On Identification of Distribution Grids
This work addresses the need for accurate distribution grid models to control distributed energy resources, which is critical for grid operators and utilities, though it is incremental as it builds on existing lasso methods for a specific domain.
The paper tackles the problem of identifying distribution grid models, which are often unavailable or outdated, by jointly estimating model parameters and operational structure from synchrophasor measurements using lasso-based convex programs. The result is validated through power flow studies on four three-phase radial distribution systems with real household demands, showing efficacy in event detection and localization.

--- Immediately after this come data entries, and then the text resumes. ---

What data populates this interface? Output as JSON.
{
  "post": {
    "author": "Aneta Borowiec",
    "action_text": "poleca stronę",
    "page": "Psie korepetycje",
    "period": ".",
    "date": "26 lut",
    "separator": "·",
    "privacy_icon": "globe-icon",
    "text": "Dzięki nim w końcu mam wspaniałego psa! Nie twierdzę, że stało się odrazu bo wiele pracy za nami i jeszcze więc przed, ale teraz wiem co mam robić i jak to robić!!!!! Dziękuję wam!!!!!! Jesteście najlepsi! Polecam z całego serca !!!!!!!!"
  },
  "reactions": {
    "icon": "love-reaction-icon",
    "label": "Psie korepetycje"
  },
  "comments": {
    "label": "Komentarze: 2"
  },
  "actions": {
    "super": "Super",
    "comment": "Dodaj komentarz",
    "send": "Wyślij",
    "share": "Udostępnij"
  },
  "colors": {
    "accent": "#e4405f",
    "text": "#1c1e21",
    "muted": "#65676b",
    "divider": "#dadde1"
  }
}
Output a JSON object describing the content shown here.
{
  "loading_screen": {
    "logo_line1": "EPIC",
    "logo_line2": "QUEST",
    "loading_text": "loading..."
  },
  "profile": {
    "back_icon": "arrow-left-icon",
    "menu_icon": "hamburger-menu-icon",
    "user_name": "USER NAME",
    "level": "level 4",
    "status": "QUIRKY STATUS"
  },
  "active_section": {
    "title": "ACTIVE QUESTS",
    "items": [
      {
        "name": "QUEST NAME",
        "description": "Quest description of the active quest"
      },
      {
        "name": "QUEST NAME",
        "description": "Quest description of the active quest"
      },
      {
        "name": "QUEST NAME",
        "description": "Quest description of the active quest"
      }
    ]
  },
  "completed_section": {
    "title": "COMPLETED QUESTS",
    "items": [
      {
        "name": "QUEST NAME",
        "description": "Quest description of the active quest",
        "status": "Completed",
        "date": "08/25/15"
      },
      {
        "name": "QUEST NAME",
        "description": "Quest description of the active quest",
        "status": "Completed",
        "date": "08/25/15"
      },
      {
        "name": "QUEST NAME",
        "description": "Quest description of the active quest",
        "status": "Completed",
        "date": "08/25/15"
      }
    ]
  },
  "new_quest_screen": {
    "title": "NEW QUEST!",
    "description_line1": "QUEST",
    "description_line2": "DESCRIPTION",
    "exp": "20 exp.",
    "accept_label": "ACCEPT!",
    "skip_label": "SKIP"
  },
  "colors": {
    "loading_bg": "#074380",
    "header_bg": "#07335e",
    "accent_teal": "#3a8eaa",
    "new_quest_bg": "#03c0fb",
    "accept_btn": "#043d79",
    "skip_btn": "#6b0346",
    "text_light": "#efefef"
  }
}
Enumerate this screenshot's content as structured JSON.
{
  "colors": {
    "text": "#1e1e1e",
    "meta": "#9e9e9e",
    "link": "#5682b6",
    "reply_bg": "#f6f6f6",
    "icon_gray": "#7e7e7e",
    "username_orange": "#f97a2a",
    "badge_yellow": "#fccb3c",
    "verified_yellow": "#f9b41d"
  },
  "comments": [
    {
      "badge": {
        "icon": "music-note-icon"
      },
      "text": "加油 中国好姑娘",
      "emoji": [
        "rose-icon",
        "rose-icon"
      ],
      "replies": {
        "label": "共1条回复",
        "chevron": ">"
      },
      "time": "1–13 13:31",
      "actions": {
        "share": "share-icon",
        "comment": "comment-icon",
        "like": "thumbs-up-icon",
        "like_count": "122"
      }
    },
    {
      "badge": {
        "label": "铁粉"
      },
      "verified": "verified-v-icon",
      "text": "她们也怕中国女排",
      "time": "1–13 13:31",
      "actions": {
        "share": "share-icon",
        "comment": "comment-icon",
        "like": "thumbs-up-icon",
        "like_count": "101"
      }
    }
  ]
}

Large-scale integration of distributed energy resources into residential distribution feeders necessitates careful control of their operation through power flow analysis. While the knowledge of the distribution system model is crucial for this type of analysis, it is often unavailable or outdated. The recent introduction of synchrophasor technology in low-voltage distribution grids has created an unprecedented opportunity to learn this model from high-precision, time-synchronized measurements of voltage and current phasors at various locations. This paper focuses on joint estimation of model parameters (admittance values) and operational structure of a poly-phase distribution network from the available telemetry data via the lasso, a method for regression shrinkage and selection. We propose tractable convex programs capable of tackling the low rank structure of the distribution system and develop an online algorithm for early detection and localization of critical events that induce a change in the admittance matrix. The efficacy of these techniques is corroborated through power flow studies on four three-phase radial distribution systems serving real household demands.